JAKARTA (RIAUPOS.CO) -- KPK akhirnya mengungkap mengapa tersangka kasus suap komisioner KPU, Harun Masiku tidak kunjung tertangkap. Harun diketahui sedang berada di luar negeri. Sementara itu, penyidik KPK akhirnya memulai penggeledahannya di kantor KPU terkait kasus ini. Sayangnya, nasib penggeledahan di partai yang bersangkutan, yakni PDIP, masih buram.
Keberadaan Harun di luar Indonesia itu diungkapkan Wakil Ketua KPK Nurul Ghufron, Senin (13/1).
"Info yang kami terima memang sejak sebelum adanya tangkap tangan, yang bersangkutan sedang di luar negeri," jelas Ghufron kemarin.
Namun, dia tidak memerinci di negara mana tepatnya Harun bersembunyi. Ghufron menyatakan, kemarin siang pihak KPK sudah melakukan koordinasi dengan Kementerian Hukum dan HAM, khususnya Ditjen Imigrasi terkait keberadaan Harun tersebut. Sebelumnya, KPK mengimbau agar Harun menyerahkan diri guna kepentingan penyidikan dan kesempatan baginya untuk menjelaskan duduk perkara.
"Kalau pun tidak, nanti kami akan tetap cari dan kami masukkan dalam DPO (daftar pencarian orang, red)," lanjutnya.
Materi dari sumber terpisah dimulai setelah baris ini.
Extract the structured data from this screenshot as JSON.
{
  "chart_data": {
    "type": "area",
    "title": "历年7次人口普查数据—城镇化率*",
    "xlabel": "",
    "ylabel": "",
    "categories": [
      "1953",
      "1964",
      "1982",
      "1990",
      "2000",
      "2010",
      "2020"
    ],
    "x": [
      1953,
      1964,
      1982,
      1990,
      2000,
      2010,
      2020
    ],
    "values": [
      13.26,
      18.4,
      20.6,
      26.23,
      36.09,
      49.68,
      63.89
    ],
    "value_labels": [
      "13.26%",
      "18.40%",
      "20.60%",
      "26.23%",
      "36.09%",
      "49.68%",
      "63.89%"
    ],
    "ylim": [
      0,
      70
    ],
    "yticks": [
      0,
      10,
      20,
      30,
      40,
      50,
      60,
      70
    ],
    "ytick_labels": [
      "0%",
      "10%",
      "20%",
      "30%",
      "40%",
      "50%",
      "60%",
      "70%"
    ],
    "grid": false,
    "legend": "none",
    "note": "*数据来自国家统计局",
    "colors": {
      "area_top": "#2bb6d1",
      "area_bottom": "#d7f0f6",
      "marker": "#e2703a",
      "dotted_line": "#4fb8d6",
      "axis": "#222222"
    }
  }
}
Ketua KPK Firli Bahuri mengatakan, untuk saat ini KPK bergantung pada Imigrasi untuk memulangkan kembali Harun. "Karena pihak Imigrasi yang paham terkait perlintasan orang masuk dan keluar Indonesia. Dulu juga kita lakukan terhadap para tersangka korupsi," jelasnya secara tertulis.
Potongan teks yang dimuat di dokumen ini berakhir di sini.